From: Maya Salem <maya@umail.ucsb.edu>

To: S <s@umail.ucsb.edu>

Subject: Quick, take a picture!

 

Dear S,

Last Friday night, a friend took me to the ocean. Ordinarily, I would be skeptical, but he told me we were going to see the bioluminescence. I scoured local news to find anything referring to a sighted luminescing in the area, but I found none. We went to the beach at low tide and watched the waves for several minutes. We sat on the cliff in silence, only remarking that we should have brought a thicker jacket. The gray clouds coming off the water met the remnant storm clouds from the mountains with a cold front. But in front of us, the waves were electric; we couldn’t help but be mesmerized by their glow. 
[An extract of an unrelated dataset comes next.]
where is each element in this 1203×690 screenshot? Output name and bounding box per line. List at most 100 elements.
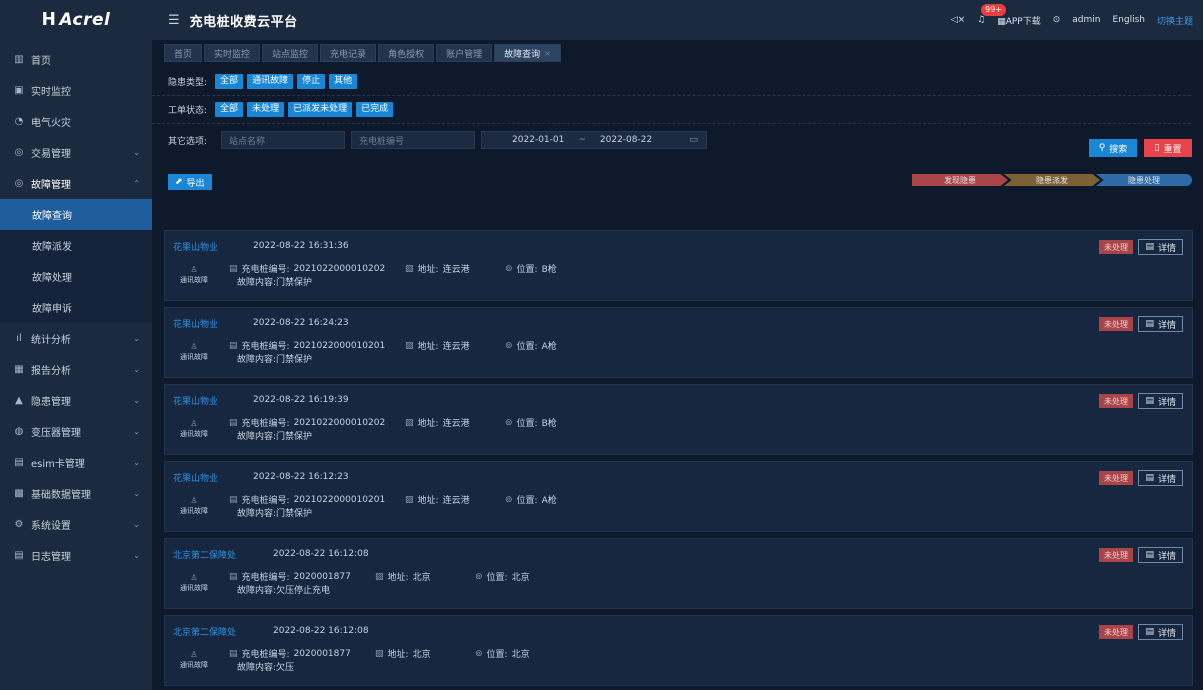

As we walked down onto the sand, we searched for little pockets of water in the rock. With a stick, we played with the water. With a simple touch, sparkles were sent in ripples across the little lakes. Blue shimmers circled in the eddies we drew. On the saturated sand, we wrote runes that lasted a few seconds. We sang the themes to “Harry Potter,” frolicking in the dark with our wands of broken tree branches, the only lights in the distance being a couple constellations and the sparkling oil rig a couple miles out. 

Amazed, I pulled out my phone to capture the moment. I hit record on a video and watched the screen turn black. I agitated the water, but no blue sparkles appeared on the screen. I hopped over to another puddle and splashed the water. Nothing again. Slightly discouraged, I turned off the video and put away my phone. 

I kept staring at the stick in my hand, letting the voices of our generation float around my head: “pics or it didn’t happen…” That wasn’t exactly it, though. I wanted to save this moment for myself for the future or send it to my mom to say, “look at this cool thing I saw!” I had seen bioluminescence before, but this was different and didn’t feel as though simply describing the experience with words was enough to embody the magic of it all. 

This evening brought me to consider, as I swept the puddles with my little stick, the magic of uncaptured moments. Most of my favorite memories are not captured in photos but rather in treasured capsules and soundbits in the recesses of my mind. The mundane scene of watching a friend make dinner in a cramped I.V. apartment. Or watching “The Lord of the Rings” trilogy for the first time as the sounds of Friday evening parties float across the streets. 

There are also the moments that I love to have captured, solitary, not so much frozen in time but rather a reminder to remember that particular time. Like the first sunset I watched over Sands Beach after weeks of rain during the pandemic. The clouds had finally begun to lift and as the low tide stretched endlessly — the world looked expansive and full of life. A dog and its walker make the first prints into the soft sand, and a jogger bounds in the other direction. Two years later, this golden image remains my laptop’s screensaver, and I never tire of staring at it. 

In these days of countless images and emblazoned digital memories, is there a time to take a picture and a time to savor a moment? Or can we have both?

And now, as I look at that video of pure black at the beach last week, filled only with the sounds of water splashing and my sigh, I wonder if I should delete it. Will my memory serve on its own? Or will the moment fade away without a photo to remember it by?

 

Forever wondering,

Maya

 

A version of this article appeared on pg. 12 of the Jan. 26, 2023 edition of the Daily Nexus.